570P - A phase II clinical study of fruquintinib (Fru) combined with toripalimab (Tor) and short-course radiotherapy (SCRT) as neoadjuvant therapy for locally advanced rectal cancer (LARC)

Background

Pathological complete response (pCR) rate for conventional chemoradiotherapy regimens as neoadjuvant therapy for LARC were not that satisfactory. Fru and SCRT have both shown synergistic effects in combination with immunotherapy in colorectal cancer. We conducted this study to assess the safety and efficacy of the combination of Fru and Tor with SCRT as neoadjuvant therapy for LARC.

Methods

This is a prospective, single-arm study. 40 pts with T3-4 and/or N+ LARC will be included. Enrolled pts will receive Fru 5mg po, d1-d14, Tor 240mg i.v, d1, q3w for 4 cycles. SCRT (5 Gy x 5) was simultaneously conducted d1-d5 during the 2^nd cycle. Eligible pts will undergo TME surgery within 2-4 weeks after completing neoadjuvant therapy. The primary endpoint was pCR rate. Based on Simon’s 2 stage design, 40 pts were required with a two side α of 0.05 and a power of 80%, estimating a desirable pCR 30% and an unacceptable pCR 12%.

Results

As of Feb 2024, 23 pts were enrolled, and their baseline characteristics are presented in the table. 22 (95.7%) pts presented a high-risk profile, marked by factors such as cT4, cN2, EMVI+, or MRF+. 19 pts completed the neoadjuvant treatment, and 16 pts underwent TME surgery, with a R0 resection rate of 100%. Anal preservation rate reached 75% (12/16).
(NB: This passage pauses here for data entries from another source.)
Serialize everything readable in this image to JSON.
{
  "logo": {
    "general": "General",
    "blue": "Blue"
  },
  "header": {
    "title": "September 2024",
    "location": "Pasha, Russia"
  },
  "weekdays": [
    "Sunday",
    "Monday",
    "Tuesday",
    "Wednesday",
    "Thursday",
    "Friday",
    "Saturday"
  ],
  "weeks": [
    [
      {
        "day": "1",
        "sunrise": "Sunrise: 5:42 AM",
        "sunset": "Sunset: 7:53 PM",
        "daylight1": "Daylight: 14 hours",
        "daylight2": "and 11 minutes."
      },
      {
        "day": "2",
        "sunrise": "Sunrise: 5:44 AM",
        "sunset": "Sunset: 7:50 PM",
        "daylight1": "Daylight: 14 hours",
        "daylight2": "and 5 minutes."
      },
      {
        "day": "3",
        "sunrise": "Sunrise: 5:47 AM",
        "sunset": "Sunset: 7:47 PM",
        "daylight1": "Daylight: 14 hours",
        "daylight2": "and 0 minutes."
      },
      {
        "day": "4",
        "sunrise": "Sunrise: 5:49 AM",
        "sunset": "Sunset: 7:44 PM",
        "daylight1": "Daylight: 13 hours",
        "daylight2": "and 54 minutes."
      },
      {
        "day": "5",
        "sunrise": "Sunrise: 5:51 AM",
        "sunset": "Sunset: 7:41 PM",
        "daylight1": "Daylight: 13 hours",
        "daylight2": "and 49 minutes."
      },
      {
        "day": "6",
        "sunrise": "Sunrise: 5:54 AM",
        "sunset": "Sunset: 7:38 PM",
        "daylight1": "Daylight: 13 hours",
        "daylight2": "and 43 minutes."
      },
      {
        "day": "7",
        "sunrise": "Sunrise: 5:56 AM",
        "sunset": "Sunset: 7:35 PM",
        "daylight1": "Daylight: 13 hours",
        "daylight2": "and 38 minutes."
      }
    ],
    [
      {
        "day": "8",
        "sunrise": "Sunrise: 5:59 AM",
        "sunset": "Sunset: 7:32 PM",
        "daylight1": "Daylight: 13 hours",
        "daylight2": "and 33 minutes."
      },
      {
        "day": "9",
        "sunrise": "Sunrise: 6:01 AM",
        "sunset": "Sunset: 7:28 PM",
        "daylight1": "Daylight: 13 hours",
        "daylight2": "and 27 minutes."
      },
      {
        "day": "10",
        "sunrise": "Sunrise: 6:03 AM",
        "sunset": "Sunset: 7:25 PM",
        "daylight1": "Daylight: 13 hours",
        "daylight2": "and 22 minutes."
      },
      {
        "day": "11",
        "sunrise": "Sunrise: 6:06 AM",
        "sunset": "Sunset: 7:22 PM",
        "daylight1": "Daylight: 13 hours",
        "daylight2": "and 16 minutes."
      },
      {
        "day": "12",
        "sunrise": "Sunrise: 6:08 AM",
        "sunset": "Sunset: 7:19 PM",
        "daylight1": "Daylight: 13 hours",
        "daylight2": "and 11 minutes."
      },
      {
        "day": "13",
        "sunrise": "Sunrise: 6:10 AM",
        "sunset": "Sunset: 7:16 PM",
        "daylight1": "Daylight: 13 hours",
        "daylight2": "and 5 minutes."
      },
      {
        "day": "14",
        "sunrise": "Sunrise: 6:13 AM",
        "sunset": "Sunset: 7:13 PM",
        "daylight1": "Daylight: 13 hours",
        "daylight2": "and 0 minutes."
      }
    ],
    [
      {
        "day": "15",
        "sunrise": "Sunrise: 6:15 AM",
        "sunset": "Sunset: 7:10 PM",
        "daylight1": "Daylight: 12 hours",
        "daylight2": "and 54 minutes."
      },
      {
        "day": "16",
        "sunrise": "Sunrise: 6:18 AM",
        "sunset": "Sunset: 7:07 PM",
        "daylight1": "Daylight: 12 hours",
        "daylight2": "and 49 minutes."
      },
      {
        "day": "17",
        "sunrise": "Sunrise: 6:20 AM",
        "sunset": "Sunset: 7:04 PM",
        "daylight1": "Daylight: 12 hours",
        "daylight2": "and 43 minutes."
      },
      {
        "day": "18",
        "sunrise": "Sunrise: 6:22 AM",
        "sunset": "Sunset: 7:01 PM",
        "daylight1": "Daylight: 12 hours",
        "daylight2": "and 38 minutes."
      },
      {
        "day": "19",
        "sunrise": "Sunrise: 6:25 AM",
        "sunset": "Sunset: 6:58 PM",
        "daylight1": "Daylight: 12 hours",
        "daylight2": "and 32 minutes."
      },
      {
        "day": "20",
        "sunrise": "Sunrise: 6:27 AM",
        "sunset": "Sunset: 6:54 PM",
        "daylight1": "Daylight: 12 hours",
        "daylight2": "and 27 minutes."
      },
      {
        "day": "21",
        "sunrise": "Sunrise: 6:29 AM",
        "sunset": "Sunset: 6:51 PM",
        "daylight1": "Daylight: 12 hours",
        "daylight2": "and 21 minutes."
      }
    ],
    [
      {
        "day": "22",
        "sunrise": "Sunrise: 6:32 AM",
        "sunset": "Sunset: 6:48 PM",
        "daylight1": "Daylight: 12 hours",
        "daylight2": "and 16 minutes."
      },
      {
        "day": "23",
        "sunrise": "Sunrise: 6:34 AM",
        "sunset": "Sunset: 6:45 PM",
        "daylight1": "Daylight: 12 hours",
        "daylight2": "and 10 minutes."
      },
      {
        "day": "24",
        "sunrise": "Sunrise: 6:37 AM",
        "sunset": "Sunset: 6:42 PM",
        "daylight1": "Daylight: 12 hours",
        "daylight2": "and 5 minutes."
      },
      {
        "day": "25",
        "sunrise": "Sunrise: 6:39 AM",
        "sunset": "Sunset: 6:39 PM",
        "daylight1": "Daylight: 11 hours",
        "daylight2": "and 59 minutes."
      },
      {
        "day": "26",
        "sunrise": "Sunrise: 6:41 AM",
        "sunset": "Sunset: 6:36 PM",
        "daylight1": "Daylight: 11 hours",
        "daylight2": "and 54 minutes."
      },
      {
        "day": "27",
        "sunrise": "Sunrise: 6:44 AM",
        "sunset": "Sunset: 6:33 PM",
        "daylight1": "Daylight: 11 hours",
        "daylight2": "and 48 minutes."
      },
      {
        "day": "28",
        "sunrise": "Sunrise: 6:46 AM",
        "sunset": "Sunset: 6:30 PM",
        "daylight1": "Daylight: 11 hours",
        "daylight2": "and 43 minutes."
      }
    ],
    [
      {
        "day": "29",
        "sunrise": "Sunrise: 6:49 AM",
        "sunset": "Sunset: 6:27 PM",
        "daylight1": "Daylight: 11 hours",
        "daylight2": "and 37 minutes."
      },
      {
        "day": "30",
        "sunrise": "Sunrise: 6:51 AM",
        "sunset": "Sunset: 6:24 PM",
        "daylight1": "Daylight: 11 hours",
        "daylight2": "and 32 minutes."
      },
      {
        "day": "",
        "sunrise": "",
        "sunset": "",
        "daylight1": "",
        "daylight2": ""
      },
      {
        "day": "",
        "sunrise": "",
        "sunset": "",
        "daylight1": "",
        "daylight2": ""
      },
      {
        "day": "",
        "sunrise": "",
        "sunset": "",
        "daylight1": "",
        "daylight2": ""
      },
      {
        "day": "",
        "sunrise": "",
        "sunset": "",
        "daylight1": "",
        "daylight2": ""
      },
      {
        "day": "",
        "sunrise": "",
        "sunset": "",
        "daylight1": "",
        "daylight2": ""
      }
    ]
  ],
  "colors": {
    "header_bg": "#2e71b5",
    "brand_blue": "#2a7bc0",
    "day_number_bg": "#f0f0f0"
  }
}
Six pts achieved pCR, yielding a pCR rate of 37.5% (95% CI: 13.8%-61.2%). Additionally, 10 (62.5%) pts achieved tumor regression grade (AJCC) of 0/1. The most common treatment related adverse events (TRAEs) included hypertension (56.5%), thyroid dysfunction (43.5%), and palmar-plantar erythrodysesthesia syndrom (34.8%). Grade 3 TRAEs include hypertension (26.1%), platelet count decreased (4.3%), ALT increased (4.3%) and diarrhea (4.3%). No grade 4/5 TRAEs was observed. This trial is ongoing. Table: 570P

Conclusions

Combination of Fru, Tor and SCRT has shown a potential efficacy for the neoadjuvant therapy of LARC with a tolerable toxicity.

Clinical trial identification

NCT05763927.

Editorial acknowledgement

Legal entity responsible for the study

The authors.

Funding

Has not received any funding.

Disclosure

All authors have declared no conflicts of interest.